22 The warning signal on an ambulance has a frequency of 600 Hz. The speed of sound is 330 m s –1.The ambulance is travelling with a constant velocity of 25 m s –1 towards an observer. Theambulance passes, and then moves away from the observer with no change in velocity.initial positionof ambulancefinal positionof ambulanceobserverWhich overall change in observed frequency takes place between the times at which theambulance is a long way behind the observer and when it is a long way in front of the observer?A 49 Hz B 84 Hz C 91 Hz D 98 Hz

This question is about the Doppler effect, which is the change in frequency or wavelength of a wave in relation to an observer who is moving relative to the wave source.

First, we need to calculate the frequency observed as the ambulance approaches. We can use the formula for the Doppler effect:

f' = f * (v + vo) / v

where: f' is the observed frequency, f is the source frequency, v is the speed of sound, and vo is the speed of the observer relative to the source.

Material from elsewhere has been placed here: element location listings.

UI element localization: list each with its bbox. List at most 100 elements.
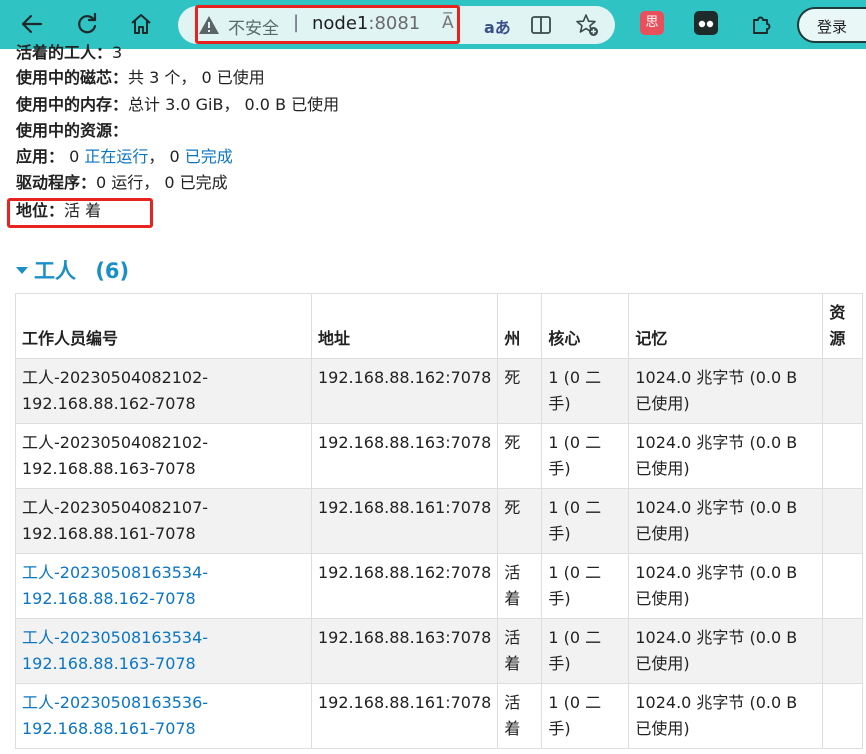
cell-id: 工人-20230504082102-192.168.88.162-7078 — [15, 358, 312, 424]
cell-id: 工人-20230504082102-192.168.88.163-7078 — [15, 423, 312, 489]
cell-resources — [822, 423, 864, 489]
apps-separator: ， — [148, 147, 165, 166]
cell-cores: 1 (0 二手) — [541, 683, 630, 749]
cores-label: 使用中的磁芯： — [16, 68, 129, 87]
apps-label: 应用： — [16, 147, 65, 166]
column-header-state[interactable]: 州 — [497, 293, 543, 359]
cell-state-text: 死 — [504, 433, 521, 452]
cell-state: 活着 — [497, 553, 543, 619]
apps-line: 应用： 0 正在运行， 0 已完成 — [16, 144, 233, 170]
cell-id: 工人-20230508163534-192.168.88.162-7078 — [15, 553, 312, 619]
cell-memory-text: 1024.0 兆字节 (0.0 B 已使用) — [635, 563, 798, 608]
cell-state: 活着 — [497, 683, 543, 749]
memory-label: 使用中的内存： — [16, 95, 129, 114]
cell-state: 死 — [497, 488, 543, 554]
cell-memory: 1024.0 兆字节 (0.0 B 已使用) — [628, 358, 824, 424]
drivers-label: 驱动程序： — [16, 173, 97, 192]
back-icon[interactable] — [17, 9, 47, 39]
cell-memory: 1024.0 兆字节 (0.0 B 已使用) — [628, 553, 824, 619]
column-header-address[interactable]: 地址 — [310, 293, 499, 359]
workers-table: 工作人员编号 地址 州 核心 记忆 资源 工人-20230504082102-1… — [15, 293, 864, 749]
cell-memory-text: 1024.0 兆字节 (0.0 B 已使用) — [635, 498, 798, 543]
cell-memory: 1024.0 兆字节 (0.0 B 已使用) — [628, 683, 824, 749]
table-row: 工人-20230508163534-192.168.88.162-7078 192… — [15, 553, 864, 619]
cell-resources — [822, 358, 864, 424]
cores-line: 使用中的磁芯：共 3 个， 0 已使用 — [16, 65, 265, 91]
workers-section-title: 工人 — [34, 259, 76, 283]
drivers-line: 驱动程序：0 运行， 0 已完成 — [16, 170, 228, 196]
column-header-resources[interactable]: 资源 — [822, 293, 864, 359]
apps-completed-link[interactable]: 已完成 — [185, 147, 233, 166]
puzzle-icon[interactable] — [747, 9, 777, 39]
extension-icon[interactable]: 思 — [640, 11, 664, 35]
home-icon[interactable] — [126, 9, 156, 39]
cell-resources — [822, 488, 864, 554]
cell-cores-text: 1 (0 二手) — [548, 563, 602, 608]
table-row: 工人-20230508163534-192.168.88.163-7078 192… — [15, 618, 864, 684]
cell-cores: 1 (0 二手) — [541, 488, 630, 554]
cell-address-text: 192.168.88.161:7078 — [318, 693, 492, 712]
refresh-icon[interactable] — [72, 9, 102, 39]
status-highlight-box — [7, 198, 153, 228]
apps-running-count: 0 — [69, 147, 80, 166]
cell-resources — [822, 683, 864, 749]
cell-address-text: 192.168.88.162:7078 — [318, 368, 492, 387]
dropdown-triangle-icon[interactable] — [16, 266, 28, 274]
drivers-value: 0 运行， 0 已完成 — [96, 173, 228, 192]
cell-address-text: 192.168.88.163:7078 — [318, 628, 492, 647]
cell-state: 死 — [497, 423, 543, 489]
cell-memory: 1024.0 兆字节 (0.0 B 已使用) — [628, 618, 824, 684]
worker-id-link[interactable]: 工人-20230508163534-192.168.88.162-7078 — [22, 563, 208, 608]
cell-id-text: 工人-20230504082102-192.168.88.162-7078 — [22, 368, 209, 413]
table-row: 工人-20230508163536-192.168.88.161-7078 192… — [15, 683, 864, 749]
table-header-row: 工作人员编号 地址 州 核心 记忆 资源 — [15, 293, 864, 359]
split-screen-icon[interactable] — [530, 14, 552, 36]
cell-memory-text: 1024.0 兆字节 (0.0 B 已使用) — [635, 628, 798, 673]
cell-address-text: 192.168.88.161:7078 — [318, 498, 492, 517]
workers-section-header[interactable]: 工人 (6) — [16, 255, 129, 285]
cell-address: 192.168.88.161:7078 — [310, 683, 499, 749]
apps-completed-count: 0 — [169, 147, 180, 166]
alive-workers-line: 活着的工人：3 — [16, 40, 122, 60]
alive-workers-value: 3 — [112, 43, 123, 60]
add-favorite-icon[interactable] — [574, 12, 600, 38]
cell-address-text: 192.168.88.162:7078 — [318, 563, 492, 582]
cell-address: 192.168.88.162:7078 — [310, 553, 499, 619]
apps-running-link[interactable]: 正在运行 — [84, 147, 148, 166]
login-button[interactable]: 登录 — [797, 7, 866, 43]
resources-line: 使用中的资源： — [16, 118, 128, 144]
memory-line: 使用中的内存：总计 3.0 GiB， 0.0 B 已使用 — [16, 92, 339, 118]
column-header-id[interactable]: 工作人员编号 — [15, 293, 312, 359]
cell-id: 工人-20230508163534-192.168.88.163-7078 — [15, 618, 312, 684]
cell-state-text: 活着 — [504, 563, 521, 608]
cell-address: 192.168.88.163:7078 — [310, 618, 499, 684]
cell-address: 192.168.88.163:7078 — [310, 423, 499, 489]
extension-icon-2[interactable] — [694, 11, 718, 35]
cell-state-text: 活着 — [504, 628, 521, 673]
cell-id-text: 工人-20230504082107-192.168.88.161-7078 — [22, 498, 209, 543]
resources-label: 使用中的资源： — [16, 121, 129, 140]
cell-state-text: 活着 — [504, 693, 521, 738]
browser-toolbar: 不安全 | node1:8081 A̅ aあ 思 登录 — [0, 0, 866, 49]
column-header-cores[interactable]: 核心 — [541, 293, 630, 359]
cell-id: 工人-20230504082107-192.168.88.161-7078 — [15, 488, 312, 554]
cell-cores-text: 1 (0 二手) — [548, 498, 602, 543]
cell-address: 192.168.88.161:7078 — [310, 488, 499, 554]
column-header-memory[interactable]: 记忆 — [628, 293, 824, 359]
worker-id-link[interactable]: 工人-20230508163534-192.168.88.163-7078 — [22, 628, 208, 673]
cell-memory-text: 1024.0 兆字节 (0.0 B 已使用) — [635, 693, 798, 738]
worker-id-link[interactable]: 工人-20230508163536-192.168.88.161-7078 — [22, 693, 208, 738]
table-row: 工人-20230504082102-192.168.88.162-7078 192… — [15, 358, 864, 424]
address-highlight-box — [195, 5, 460, 44]
cell-id: 工人-20230508163536-192.168.88.161-7078 — [15, 683, 312, 749]
cell-address: 192.168.88.162:7078 — [310, 358, 499, 424]
cell-memory: 1024.0 兆字节 (0.0 B 已使用) — [628, 423, 824, 489]
cell-cores: 1 (0 二手) — [541, 618, 630, 684]
cell-state-text: 死 — [504, 498, 521, 517]
memory-value: 总计 3.0 GiB， 0.0 B 已使用 — [128, 95, 340, 114]
workers-section-count: (6) — [95, 259, 130, 283]
translate-icon[interactable]: aあ — [484, 14, 511, 38]
cell-memory-text: 1024.0 兆字节 (0.0 B 已使用) — [635, 433, 798, 478]
cell-cores: 1 (0 二手) — [541, 553, 630, 619]
cell-resources — [822, 618, 864, 684]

In this case, the ambulance is moving towards the observer, so we consider the speed of the ambulance as negative. Therefore, vo = -25 m/s. Substituting the given values:

f' = 600 Hz * (330 m/s + (-25 m/s)) / 330 m/s = 550 Hz

Next, we calculate the frequency observed as the ambulance moves away. Now, the ambulance is moving away from the observer, so vo = 25 m/s. Substituting the given values:

f'' = 600 Hz * (330 m/s - 25 m/s) / 330 m/s = 650 Hz

The overall change in observed frequency is the difference between the frequency observed when the ambulance is moving away and when it is approaching:

Δf = f'' - f' = 650 Hz - 550 Hz = 100 Hz

Therefore, none of the given options (A 49 Hz, B 84 Hz, C 91 Hz, D 98 Hz) is correct. The overall change in observed frequency is 100 Hz.